Invisíveis à primeira vista e extremamente perigosas, as correntes de retorno seguem como o principal fator de risco para banhistas no litoral de Santa Catarina. Segundo o Corpo de Bombeiros Militar de Santa Catarina (CBMSC), a maioria dos afogamentos em água salgada está diretamente associada a esse fenômeno, capaz de arrastar uma pessoa para longe da praia em poucos segundos.
Apesar do risco constante, os dados da atual temporada de verão indicam um avanço importante na segurança das praias catarinenses. O reforço das ações de prevenção, sinalização e orientação direta ao público resultou em uma redução superior a 40% nos casos de arrastamento por correntes de retorno, evidenciando que a informação correta é fundamental para salvar vidas.
Redução expressiva nos arrastamentos
De acordo com os números da Operação Estação Verão, entre os dias 15 de dezembro e 18 de janeiro, foram registrados 1.289 arrastamentos por correntes de retorno e 42 afogamentos com recuperação em praias, totalizando 1.331 salvamentos. No mesmo período da temporada anterior, haviam sido contabilizados 2.190 arrastamentos e 49 afogamentos com recuperação, o que representa uma redução aproximada de 41% nos arrastamentos.

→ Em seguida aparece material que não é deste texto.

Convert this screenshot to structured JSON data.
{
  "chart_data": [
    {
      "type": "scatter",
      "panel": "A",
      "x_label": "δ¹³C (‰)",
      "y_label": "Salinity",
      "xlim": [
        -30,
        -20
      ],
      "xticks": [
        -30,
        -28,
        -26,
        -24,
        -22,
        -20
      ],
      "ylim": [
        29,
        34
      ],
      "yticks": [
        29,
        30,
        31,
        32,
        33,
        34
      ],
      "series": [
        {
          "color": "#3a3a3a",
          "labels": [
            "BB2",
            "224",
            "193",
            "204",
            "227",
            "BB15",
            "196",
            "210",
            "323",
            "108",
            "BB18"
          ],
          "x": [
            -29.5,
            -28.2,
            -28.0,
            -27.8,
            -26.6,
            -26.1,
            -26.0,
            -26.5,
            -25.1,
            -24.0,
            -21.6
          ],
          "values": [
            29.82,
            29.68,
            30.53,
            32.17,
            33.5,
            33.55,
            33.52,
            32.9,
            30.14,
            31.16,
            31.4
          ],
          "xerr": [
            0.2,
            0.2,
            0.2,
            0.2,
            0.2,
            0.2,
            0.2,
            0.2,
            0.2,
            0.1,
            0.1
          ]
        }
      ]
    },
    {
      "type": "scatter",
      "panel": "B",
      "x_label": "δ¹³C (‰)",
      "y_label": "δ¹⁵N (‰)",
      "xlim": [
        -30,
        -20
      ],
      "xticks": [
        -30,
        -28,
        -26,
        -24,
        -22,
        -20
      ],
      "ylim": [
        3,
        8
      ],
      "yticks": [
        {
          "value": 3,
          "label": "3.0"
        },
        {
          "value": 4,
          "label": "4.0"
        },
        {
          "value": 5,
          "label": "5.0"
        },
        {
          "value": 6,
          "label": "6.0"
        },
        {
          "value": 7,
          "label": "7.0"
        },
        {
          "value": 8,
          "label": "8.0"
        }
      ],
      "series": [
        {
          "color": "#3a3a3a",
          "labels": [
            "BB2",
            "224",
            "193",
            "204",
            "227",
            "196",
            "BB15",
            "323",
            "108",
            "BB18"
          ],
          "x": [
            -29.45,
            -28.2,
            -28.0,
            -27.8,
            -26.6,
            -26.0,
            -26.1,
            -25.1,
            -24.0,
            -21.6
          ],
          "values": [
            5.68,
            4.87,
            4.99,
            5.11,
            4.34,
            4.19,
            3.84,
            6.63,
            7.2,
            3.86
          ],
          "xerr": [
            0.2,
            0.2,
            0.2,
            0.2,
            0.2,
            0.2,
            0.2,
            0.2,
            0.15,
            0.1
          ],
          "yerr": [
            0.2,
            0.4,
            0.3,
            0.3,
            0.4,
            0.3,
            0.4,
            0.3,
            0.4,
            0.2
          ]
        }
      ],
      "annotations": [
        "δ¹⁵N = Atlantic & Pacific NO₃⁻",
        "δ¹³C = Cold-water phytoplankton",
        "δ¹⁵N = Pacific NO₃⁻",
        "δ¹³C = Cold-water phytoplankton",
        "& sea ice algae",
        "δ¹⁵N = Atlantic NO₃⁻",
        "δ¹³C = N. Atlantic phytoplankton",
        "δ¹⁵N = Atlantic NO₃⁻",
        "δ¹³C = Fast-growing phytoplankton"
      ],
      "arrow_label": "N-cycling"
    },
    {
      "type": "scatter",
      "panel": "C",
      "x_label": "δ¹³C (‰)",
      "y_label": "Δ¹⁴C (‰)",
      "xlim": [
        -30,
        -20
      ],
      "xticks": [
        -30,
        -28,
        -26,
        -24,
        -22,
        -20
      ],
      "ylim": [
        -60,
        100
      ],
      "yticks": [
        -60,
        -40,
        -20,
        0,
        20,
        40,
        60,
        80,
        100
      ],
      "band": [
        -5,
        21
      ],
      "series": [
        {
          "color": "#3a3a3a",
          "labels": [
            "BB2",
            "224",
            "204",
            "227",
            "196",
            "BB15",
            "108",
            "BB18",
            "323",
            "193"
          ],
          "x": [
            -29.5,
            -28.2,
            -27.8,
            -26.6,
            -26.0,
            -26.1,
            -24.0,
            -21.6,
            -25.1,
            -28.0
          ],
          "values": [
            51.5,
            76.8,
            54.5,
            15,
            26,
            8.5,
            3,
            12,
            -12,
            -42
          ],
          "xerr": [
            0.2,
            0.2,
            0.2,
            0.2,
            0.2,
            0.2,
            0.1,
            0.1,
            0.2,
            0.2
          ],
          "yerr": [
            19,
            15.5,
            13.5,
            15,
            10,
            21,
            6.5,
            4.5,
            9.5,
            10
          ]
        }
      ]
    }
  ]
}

Os números refletem o impacto direto das ações preventivas realizadas diariamente pelos guarda-vidas civis e militares ao longo do litoral catarinense.
O que são as correntes de retorno
As correntes de retorno surgem quando a água das ondas que atinge a areia encontra um caminho concentrado para retornar ao mar. Esse fluxo cria um verdadeiro “corredor” de água que puxa o banhista rapidamente para áreas mais profundas.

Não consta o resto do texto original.